Xavier attended class in person with the rest of his cohort at the beginning of the school year in 2020, but after a month-and-a-half everything was moved online. “It wasn’t enough to make friends at uni, but it was something,” he said of the time spent physically in class. His classmates try to keep in touch on Zoom and by organising small meetings at each other's homes.

Xavier sitting up on his mattress and working on his laptop.

Xavier studies sitting on his mattress.

Sometimes, Xavier has to work on his computer from 9AM to 1AM. It’s painful on his back and legs, but the toll on his mental health has been much worse. “I’ve had hallucinations of myself jumping out of my fifth floor window,” he said. He’s now experimenting with CBD oil to “stabilise his emotions and take a step back from the situation”.

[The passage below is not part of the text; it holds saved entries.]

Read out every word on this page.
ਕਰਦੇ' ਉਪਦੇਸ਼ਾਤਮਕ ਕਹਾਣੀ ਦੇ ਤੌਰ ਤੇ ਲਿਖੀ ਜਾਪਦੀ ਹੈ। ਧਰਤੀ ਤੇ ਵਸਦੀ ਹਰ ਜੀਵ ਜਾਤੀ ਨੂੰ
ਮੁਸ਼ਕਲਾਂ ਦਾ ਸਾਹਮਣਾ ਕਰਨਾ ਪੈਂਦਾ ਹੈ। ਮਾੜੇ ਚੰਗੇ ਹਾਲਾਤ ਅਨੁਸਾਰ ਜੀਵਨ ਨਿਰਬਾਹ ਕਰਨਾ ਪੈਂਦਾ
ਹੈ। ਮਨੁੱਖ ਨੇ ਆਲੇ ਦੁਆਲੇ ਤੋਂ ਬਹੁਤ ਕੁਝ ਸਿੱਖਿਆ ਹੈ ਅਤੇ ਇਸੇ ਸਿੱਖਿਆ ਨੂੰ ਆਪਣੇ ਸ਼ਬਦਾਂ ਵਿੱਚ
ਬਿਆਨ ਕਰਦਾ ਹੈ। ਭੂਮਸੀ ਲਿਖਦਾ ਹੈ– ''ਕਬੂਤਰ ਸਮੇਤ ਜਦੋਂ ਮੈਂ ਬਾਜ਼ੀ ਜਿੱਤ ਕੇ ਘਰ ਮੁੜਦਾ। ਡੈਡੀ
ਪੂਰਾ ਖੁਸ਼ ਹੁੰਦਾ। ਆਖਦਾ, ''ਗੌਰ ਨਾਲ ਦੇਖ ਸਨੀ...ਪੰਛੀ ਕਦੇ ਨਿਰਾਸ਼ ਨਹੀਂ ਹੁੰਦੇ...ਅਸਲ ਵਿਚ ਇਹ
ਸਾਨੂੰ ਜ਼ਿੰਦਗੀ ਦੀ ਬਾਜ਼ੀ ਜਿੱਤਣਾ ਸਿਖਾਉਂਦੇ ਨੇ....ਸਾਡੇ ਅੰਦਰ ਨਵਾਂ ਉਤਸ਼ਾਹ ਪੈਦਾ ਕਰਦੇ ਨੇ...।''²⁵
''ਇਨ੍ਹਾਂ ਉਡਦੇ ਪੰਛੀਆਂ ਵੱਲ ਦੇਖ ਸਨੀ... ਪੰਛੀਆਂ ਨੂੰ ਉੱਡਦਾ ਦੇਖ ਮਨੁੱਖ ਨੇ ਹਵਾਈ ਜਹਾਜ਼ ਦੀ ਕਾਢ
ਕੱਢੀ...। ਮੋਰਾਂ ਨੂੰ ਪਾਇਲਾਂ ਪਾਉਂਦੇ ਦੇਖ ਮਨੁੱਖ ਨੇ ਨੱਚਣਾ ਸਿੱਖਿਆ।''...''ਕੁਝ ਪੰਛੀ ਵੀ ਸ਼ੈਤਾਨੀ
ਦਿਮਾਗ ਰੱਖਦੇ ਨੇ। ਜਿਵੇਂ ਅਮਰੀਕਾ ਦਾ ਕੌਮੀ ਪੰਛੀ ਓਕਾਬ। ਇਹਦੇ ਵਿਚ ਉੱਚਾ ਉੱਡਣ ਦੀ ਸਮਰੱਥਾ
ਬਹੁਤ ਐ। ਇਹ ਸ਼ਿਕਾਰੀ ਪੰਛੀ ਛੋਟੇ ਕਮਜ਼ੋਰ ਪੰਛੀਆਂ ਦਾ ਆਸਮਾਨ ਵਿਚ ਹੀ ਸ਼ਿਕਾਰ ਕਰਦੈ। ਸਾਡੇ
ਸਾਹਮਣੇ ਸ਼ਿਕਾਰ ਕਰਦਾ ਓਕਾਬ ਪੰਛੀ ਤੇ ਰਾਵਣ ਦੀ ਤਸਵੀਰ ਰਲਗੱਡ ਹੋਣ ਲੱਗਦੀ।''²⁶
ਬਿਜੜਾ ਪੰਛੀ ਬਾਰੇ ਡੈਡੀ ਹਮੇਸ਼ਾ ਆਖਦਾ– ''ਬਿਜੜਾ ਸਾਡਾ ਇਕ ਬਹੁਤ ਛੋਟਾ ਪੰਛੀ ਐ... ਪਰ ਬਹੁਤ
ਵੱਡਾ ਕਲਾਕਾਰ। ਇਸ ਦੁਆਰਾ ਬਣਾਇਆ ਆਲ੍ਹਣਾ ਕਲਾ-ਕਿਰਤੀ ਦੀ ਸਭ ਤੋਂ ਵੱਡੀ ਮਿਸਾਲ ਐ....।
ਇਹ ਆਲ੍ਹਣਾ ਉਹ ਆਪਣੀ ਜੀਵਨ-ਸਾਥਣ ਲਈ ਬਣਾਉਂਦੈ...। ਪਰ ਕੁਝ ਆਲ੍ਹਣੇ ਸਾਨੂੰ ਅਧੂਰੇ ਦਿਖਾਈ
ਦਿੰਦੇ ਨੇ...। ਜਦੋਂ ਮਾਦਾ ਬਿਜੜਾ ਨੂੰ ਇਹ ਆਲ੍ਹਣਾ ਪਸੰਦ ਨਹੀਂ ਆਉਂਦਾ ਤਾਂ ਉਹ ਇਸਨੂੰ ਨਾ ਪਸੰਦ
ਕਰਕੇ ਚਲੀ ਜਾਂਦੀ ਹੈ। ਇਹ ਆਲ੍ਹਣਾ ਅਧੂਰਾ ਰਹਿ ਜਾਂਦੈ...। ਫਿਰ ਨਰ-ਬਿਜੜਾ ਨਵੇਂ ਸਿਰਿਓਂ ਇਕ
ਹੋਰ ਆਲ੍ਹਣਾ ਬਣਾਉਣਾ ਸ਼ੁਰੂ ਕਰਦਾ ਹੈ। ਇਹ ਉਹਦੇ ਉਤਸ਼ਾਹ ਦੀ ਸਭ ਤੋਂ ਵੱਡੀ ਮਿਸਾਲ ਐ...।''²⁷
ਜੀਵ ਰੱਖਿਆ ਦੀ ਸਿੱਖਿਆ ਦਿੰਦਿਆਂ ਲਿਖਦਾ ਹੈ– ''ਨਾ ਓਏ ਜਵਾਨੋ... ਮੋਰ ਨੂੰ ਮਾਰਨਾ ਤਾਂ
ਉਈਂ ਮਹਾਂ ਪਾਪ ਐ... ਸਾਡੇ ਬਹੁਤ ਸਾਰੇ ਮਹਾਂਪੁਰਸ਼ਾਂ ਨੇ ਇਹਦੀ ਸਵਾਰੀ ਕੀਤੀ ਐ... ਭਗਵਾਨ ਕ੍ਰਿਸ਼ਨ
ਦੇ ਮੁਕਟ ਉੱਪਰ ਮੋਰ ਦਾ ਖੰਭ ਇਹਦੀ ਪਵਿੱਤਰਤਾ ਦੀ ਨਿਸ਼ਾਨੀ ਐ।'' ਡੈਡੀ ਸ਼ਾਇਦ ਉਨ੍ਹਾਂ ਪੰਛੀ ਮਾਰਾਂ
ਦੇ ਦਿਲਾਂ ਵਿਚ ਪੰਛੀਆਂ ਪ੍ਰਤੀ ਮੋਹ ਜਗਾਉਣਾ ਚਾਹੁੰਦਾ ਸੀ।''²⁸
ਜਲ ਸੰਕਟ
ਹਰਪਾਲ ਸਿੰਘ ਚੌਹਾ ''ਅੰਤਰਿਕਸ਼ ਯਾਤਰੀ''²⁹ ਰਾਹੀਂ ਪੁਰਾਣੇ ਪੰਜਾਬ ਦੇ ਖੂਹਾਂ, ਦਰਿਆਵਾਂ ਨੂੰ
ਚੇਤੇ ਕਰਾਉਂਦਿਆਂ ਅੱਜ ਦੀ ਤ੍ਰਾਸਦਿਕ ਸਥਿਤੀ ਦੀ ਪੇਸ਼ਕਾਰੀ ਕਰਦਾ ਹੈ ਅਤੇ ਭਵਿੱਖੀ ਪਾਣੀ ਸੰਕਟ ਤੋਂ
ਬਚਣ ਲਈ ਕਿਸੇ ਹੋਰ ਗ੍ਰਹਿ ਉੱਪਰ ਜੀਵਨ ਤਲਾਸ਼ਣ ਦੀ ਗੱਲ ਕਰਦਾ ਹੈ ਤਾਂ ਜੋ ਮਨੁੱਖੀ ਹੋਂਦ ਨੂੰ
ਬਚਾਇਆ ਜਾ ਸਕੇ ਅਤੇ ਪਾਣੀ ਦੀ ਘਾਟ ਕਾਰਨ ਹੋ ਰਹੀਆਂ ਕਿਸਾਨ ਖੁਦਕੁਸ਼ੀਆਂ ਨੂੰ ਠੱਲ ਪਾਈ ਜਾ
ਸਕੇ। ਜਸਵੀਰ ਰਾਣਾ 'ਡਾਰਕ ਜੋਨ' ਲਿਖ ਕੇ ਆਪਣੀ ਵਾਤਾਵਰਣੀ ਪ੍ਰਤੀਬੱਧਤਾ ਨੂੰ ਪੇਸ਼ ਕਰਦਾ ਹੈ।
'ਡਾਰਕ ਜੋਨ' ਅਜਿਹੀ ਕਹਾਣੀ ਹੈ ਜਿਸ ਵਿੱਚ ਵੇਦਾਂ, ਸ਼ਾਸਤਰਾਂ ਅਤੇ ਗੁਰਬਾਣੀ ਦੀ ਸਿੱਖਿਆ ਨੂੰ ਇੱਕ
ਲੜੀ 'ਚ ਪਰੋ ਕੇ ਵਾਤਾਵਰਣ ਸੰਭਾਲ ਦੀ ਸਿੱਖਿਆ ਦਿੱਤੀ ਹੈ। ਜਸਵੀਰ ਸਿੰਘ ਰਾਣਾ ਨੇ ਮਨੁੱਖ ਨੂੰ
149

“I’m trying to see my apartment as a partner more than a jail cell,” he said. “But this is only working right now – I'm afraid I’ll eventually feel suffocated, like a caged lion. Especially since I have so much energy.” His classmates are trying hard to stay on track, but many are struggling to find an internship in this period, which is required to finish their programme.


Despite COVID risks, Xavier wishes he could go back to attending class in person. “That’s our only place to socialise,” he said. “It’s the essence of studying, being able to talk and exchange ideas.”

Lénora Kessab, 25, living and studying in 12 square metres

Lénora sitting on a chair at the bottom of her mezzanine bed.


Lénora, a masters student in international law, has been living in a 12-square-metre studio near her university for two years, paying €540 a month. Even before the pandemic, she always preferred working in the library, surrounded by people studying. Now that she’s at home, she works on her sofa, since there is no room for a desk in her apartment. 

"Since the start of the school year, I’ve been enjoying my classes less and less,” she said. “I almost dropped out.” If Lénora doesn't understand something in class, she now tends to mentally disconnect or turn off her computer altogether. 

Lénora sitting on her mezzanine bed, her legs dangling in the air.

Lénora on her mezzanine bed.

During lockdown, Lénora couldn’t stand living in her studio. Not being able to physically separate her workspace from her downtime left her feeling disoriented. “For students, it’s like the lockdown is never-ending,” she said. With no social life and heavy coursework to tackle, she’s also hoping universities will soon open back up.